NEW YORK, Sep 13 (Reuters) Tapes of the final moments before one of the hijacked airliners in the September 11 attacks crashed into the ground in Pennsylvania may be played at the first case over damages from the attacks to go to trial, a judge ruled.
The last four minutes of the recording of United Airlines Flight 93 with sounds of passengers trying to force entry into the cockpit and to retake the airplane in 2001, was ruled admissible by US District Judge Alvin Hellerstein yesterday.
The first of 41 cases left filed by September 11 victims who sued airlines and their security contractors for wrongful death is set to begin September 24. That case was filed by the wife of Patrick Driscoll, 70, who died aboard United Flight 93.
The recordings have not been released publicly but were played in court at the trial of convicted September 11 conspirator Zacarias Moussaoui in 2006.
In a bid to encourage further settlements, the judge ruled in July that the first trials would only address damages and a second separate trial would address liability.

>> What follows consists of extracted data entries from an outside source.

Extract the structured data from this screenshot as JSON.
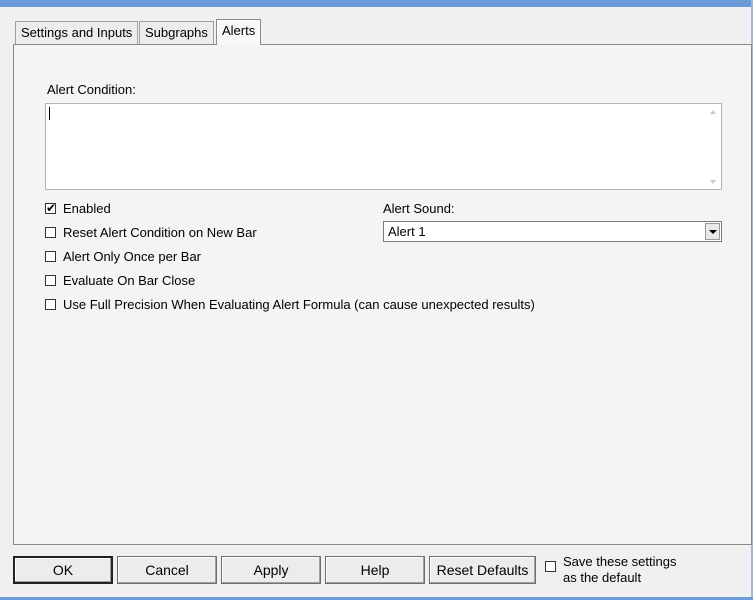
{
  "tabs": [
    {
      "label": "Settings and Inputs"
    },
    {
      "label": "Subgraphs"
    },
    {
      "label": "Alerts"
    }
  ],
  "alerts": {
    "condition_label": "Alert Condition:",
    "condition_value": "",
    "options": [
      {
        "label": "Enabled",
        "checked": true
      },
      {
        "label": "Reset Alert Condition on New Bar",
        "checked": false
      },
      {
        "label": "Alert Only Once per Bar",
        "checked": false
      },
      {
        "label": "Evaluate On Bar Close",
        "checked": false
      },
      {
        "label": "Use Full Precision When Evaluating Alert Formula (can cause unexpected results)",
        "checked": false
      }
    ],
    "sound_label": "Alert Sound:",
    "sound_value": "Alert 1"
  },
  "buttons": {
    "ok": "OK",
    "cancel": "Cancel",
    "apply": "Apply",
    "help": "Help",
    "reset_defaults": "Reset Defaults"
  },
  "save_default": {
    "label_line1": "Save these settings",
    "label_line2": "as the default",
    "checked": false
  },
  "check_glyph": "✔",
  "colors": {
    "title_bar": "#6b9ad9",
    "panel_bg": "#f4f4f4"
  }
}
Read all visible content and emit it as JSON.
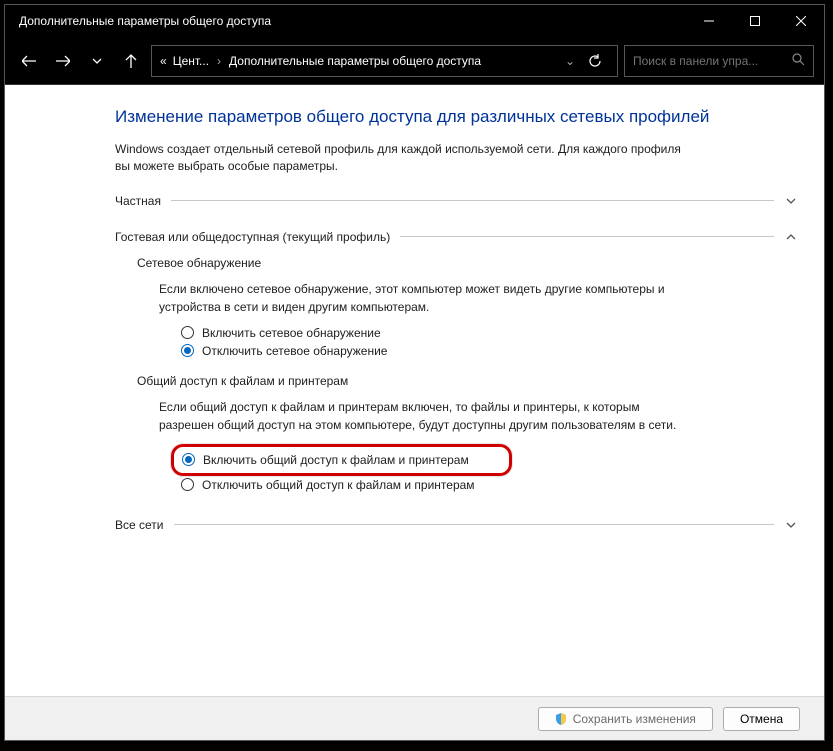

The plaintiff's lawyer, Donald Migliori, said the recordings that will be played, which will also include the voice of one or two of the hijackers saying they have a bomb on board, was the most important evidence at the trial.
He said most of the plaintiffs were ''glad the process is starting'' but frustrated the issue of damages will be decided before liability, which decides who is responsible.
''The remaining families want to be telling their stories in the full context as to why the aviation defendants should be held accountable for letting the hijackers on board with impermissible weapons,'' he said.